John held Dinky and said nothing.

Storm’s wing snagged the bottle again, and he took a sip. “So, Johnny Boy. How’s your business doing? Have you considered another occupation?”

The universe broke then. It was the only thing that could have prevented John’s angry reply. He lifted his head, and as his gaze passed the door John saw the dining room fall away as darkness and sickly starlight filled the archway.

Storm followed his stare. There was a crash as his bottle hit the ground.

John gently lowered Dinky to the ground and walked toward the gaping void. “Hmm. Don’t recognize those star patterns.” He grabbed a fork and dropped it over the edge. It floated away slowly. He nodded in self-congratulation.

Dinky rubbed her eyes and looked at her father. “Daddy? What is it?”

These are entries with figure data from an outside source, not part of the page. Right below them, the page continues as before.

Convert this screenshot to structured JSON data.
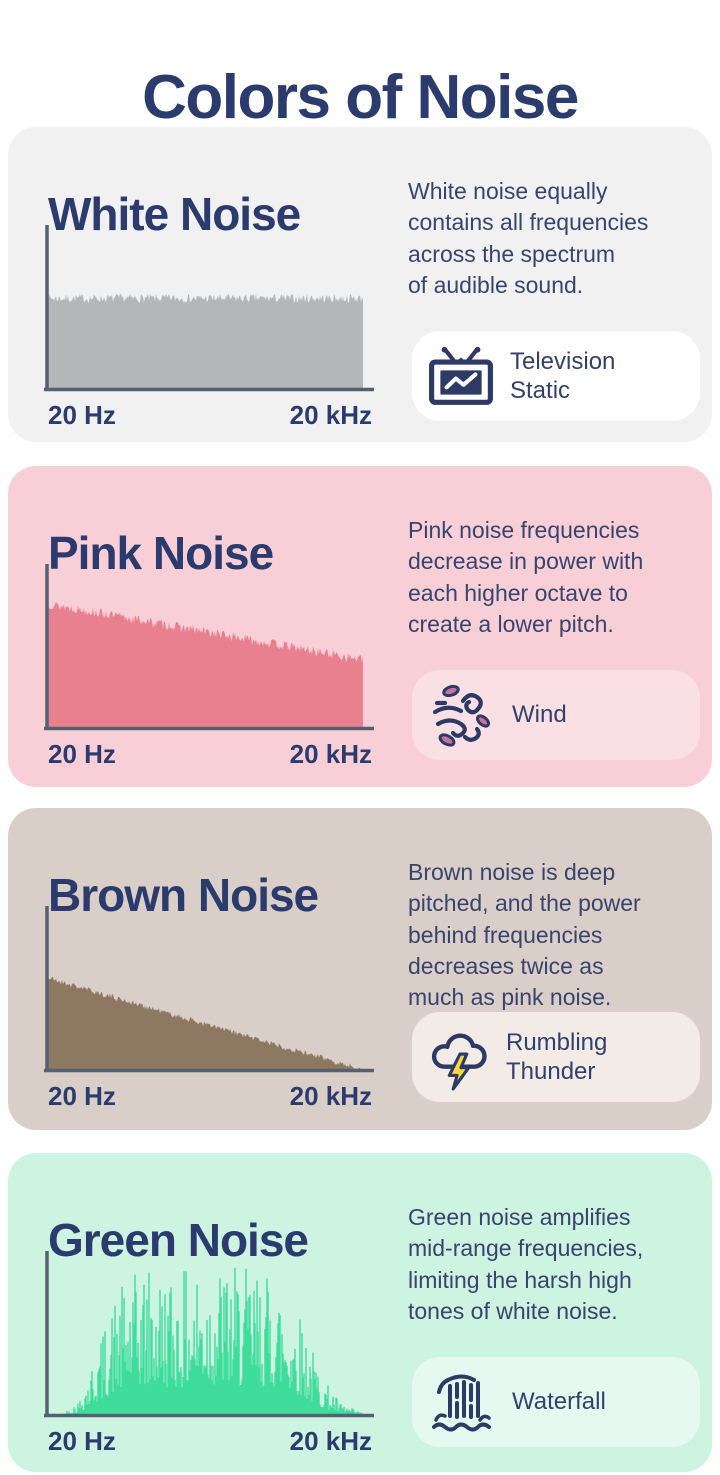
{
  "page": {
    "title": "Colors of Noise"
  },
  "theme": {
    "heading_color": "#2b3b6d",
    "body_text_color": "#38446d",
    "axis_color": "#56616f",
    "page_background": "#ffffff",
    "lightning_yellow": "#f5d93f",
    "leaf_pink": "#c8739f",
    "icon_navy": "#2d3a66"
  },
  "sections": [
    {
      "title": "White Noise",
      "description_lines": [
        "White noise equally",
        "contains all frequencies",
        "across the spectrum",
        "of audible sound."
      ],
      "ticks": {
        "left": "20 Hz",
        "right": "20 kHz"
      },
      "example": {
        "label_lines": [
          "Television",
          "Static"
        ],
        "icon": "television-static-icon"
      },
      "colors": {
        "card": "#f1f1f2",
        "chip": "#ffffff",
        "fill": "#b4b6b8"
      }
    },
    {
      "title": "Pink Noise",
      "description_lines": [
        "Pink noise frequencies",
        "decrease in power with",
        "each higher octave to",
        "create a lower pitch."
      ],
      "ticks": {
        "left": "20 Hz",
        "right": "20 kHz"
      },
      "example": {
        "label_lines": [
          "Wind"
        ],
        "icon": "wind-icon"
      },
      "colors": {
        "card": "#f9cfd7",
        "chip": "#fae0e5",
        "fill": "#e8808f"
      }
    },
    {
      "title": "Brown Noise",
      "description_lines": [
        "Brown noise is deep",
        "pitched, and the power",
        "behind frequencies",
        "decreases twice as",
        "much as pink noise."
      ],
      "ticks": {
        "left": "20 Hz",
        "right": "20 kHz"
      },
      "example": {
        "label_lines": [
          "Rumbling",
          "Thunder"
        ],
        "icon": "thunder-cloud-icon"
      },
      "colors": {
        "card": "#d9cfc8",
        "chip": "#f2ebe6",
        "fill": "#8d7862"
      }
    },
    {
      "title": "Green Noise",
      "description_lines": [
        "Green noise amplifies",
        "mid-range frequencies,",
        "limiting the harsh high",
        "tones of white noise."
      ],
      "ticks": {
        "left": "20 Hz",
        "right": "20 kHz"
      },
      "example": {
        "label_lines": [
          "Waterfall"
        ],
        "icon": "waterfall-icon"
      },
      "colors": {
        "card": "#cdf3e1",
        "chip": "#e6f9f0",
        "fill": "#3edd9b"
      }
    }
  ],
  "chart_data": [
    {
      "type": "area",
      "series": "White Noise spectrum",
      "xlabel_left": "20 Hz",
      "xlabel_right": "20 kHz",
      "x_scale": "audible frequency range 20 Hz – 20 kHz",
      "y_meaning": "relative power (flat: equal power at all frequencies)",
      "envelope_points": [
        [
          0,
          0.57
        ],
        [
          1,
          0.57
        ]
      ],
      "jitter": 0.028,
      "seed": 7,
      "color": "#b4b6b8"
    },
    {
      "type": "area",
      "series": "Pink Noise spectrum",
      "xlabel_left": "20 Hz",
      "xlabel_right": "20 kHz",
      "x_scale": "audible frequency range 20 Hz – 20 kHz",
      "y_meaning": "relative power (decreases with each higher octave)",
      "envelope_points": [
        [
          0,
          0.78
        ],
        [
          1,
          0.43
        ]
      ],
      "jitter": 0.03,
      "seed": 13,
      "color": "#e8808f"
    },
    {
      "type": "area",
      "series": "Brown Noise spectrum",
      "xlabel_left": "20 Hz",
      "xlabel_right": "20 kHz",
      "x_scale": "audible frequency range 20 Hz – 20 kHz",
      "y_meaning": "relative power (decreases twice as steeply as pink noise)",
      "envelope_points": [
        [
          0,
          0.58
        ],
        [
          0.5,
          0.29
        ],
        [
          1,
          0.005
        ]
      ],
      "jitter": 0.018,
      "seed": 21,
      "color": "#8d7862"
    },
    {
      "type": "spikes",
      "series": "Green Noise spectrum",
      "xlabel_left": "20 Hz",
      "xlabel_right": "20 kHz",
      "x_scale": "audible frequency range 20 Hz – 20 kHz",
      "y_meaning": "relative power (mid-range band amplified, lows and highs suppressed)",
      "envelope_points": [
        [
          0,
          0
        ],
        [
          0.05,
          0.01
        ],
        [
          0.1,
          0.06
        ],
        [
          0.16,
          0.28
        ],
        [
          0.22,
          0.5
        ],
        [
          0.3,
          0.6
        ],
        [
          0.42,
          0.58
        ],
        [
          0.52,
          0.63
        ],
        [
          0.62,
          0.6
        ],
        [
          0.72,
          0.58
        ],
        [
          0.8,
          0.42
        ],
        [
          0.87,
          0.16
        ],
        [
          0.93,
          0.05
        ],
        [
          1,
          0.01
        ]
      ],
      "jitter": 0.0,
      "seed": 42,
      "color": "#3edd9b"
    }
  ]
}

John Doo-Smith spun on his hooves, staring into into his father-in-law’s shades with a look of triumph. “This is it, Smooth Storm! This is my occupation. Now, watch me at work!”

---

“Doctor,” it thought. “Finally.”

---

Elsewhere in the mansion, nothing stirred. In one well-decorated hallway, nothing stirred angrily and visibly. As it pulled itself into reality, it assembled a form appropriate for its job. Two parts of the nothing pulled itself downwards into bipedal legs. A pair of long, lanky arms made of nonexistence stretched out from a spindly torso. The was nothing at the top of its shoulders, and it eagerly scanned the hallway for what was there.

It reached forward a hand. It was was long, and it was nothing. It touched an ancient vase. The vase became nothing. At that moment in time, it had always been nothing.

Molossus entered the opposite end of the hallway. He hesitated as he beheld the thing that wasn’t in front of him. For a second, he got the impression that the hallway was a painting, and a somewhat diamond dog shaped tear was staring back at him.

“Oh, dear me.” He quickly grabbed a spear off the wall and pointed it in the direction of the intruder. “Stay where you are! Who are you, I say?”

WE... AREN’T.

Molossus heard the voice inside his head as three more of the things pulled out of the walls like rats tearing through wallpaper.

NOW... YOU... WON’T.

Molossus back up, spear tip at the ready. “Won’t what?”

The first not-thing began to stride down the corridor

WON’T... ANYTHING.

The claws reached out for him.

EVER.

Looking like rips in the film strip of reality, the Nothing Men went to work.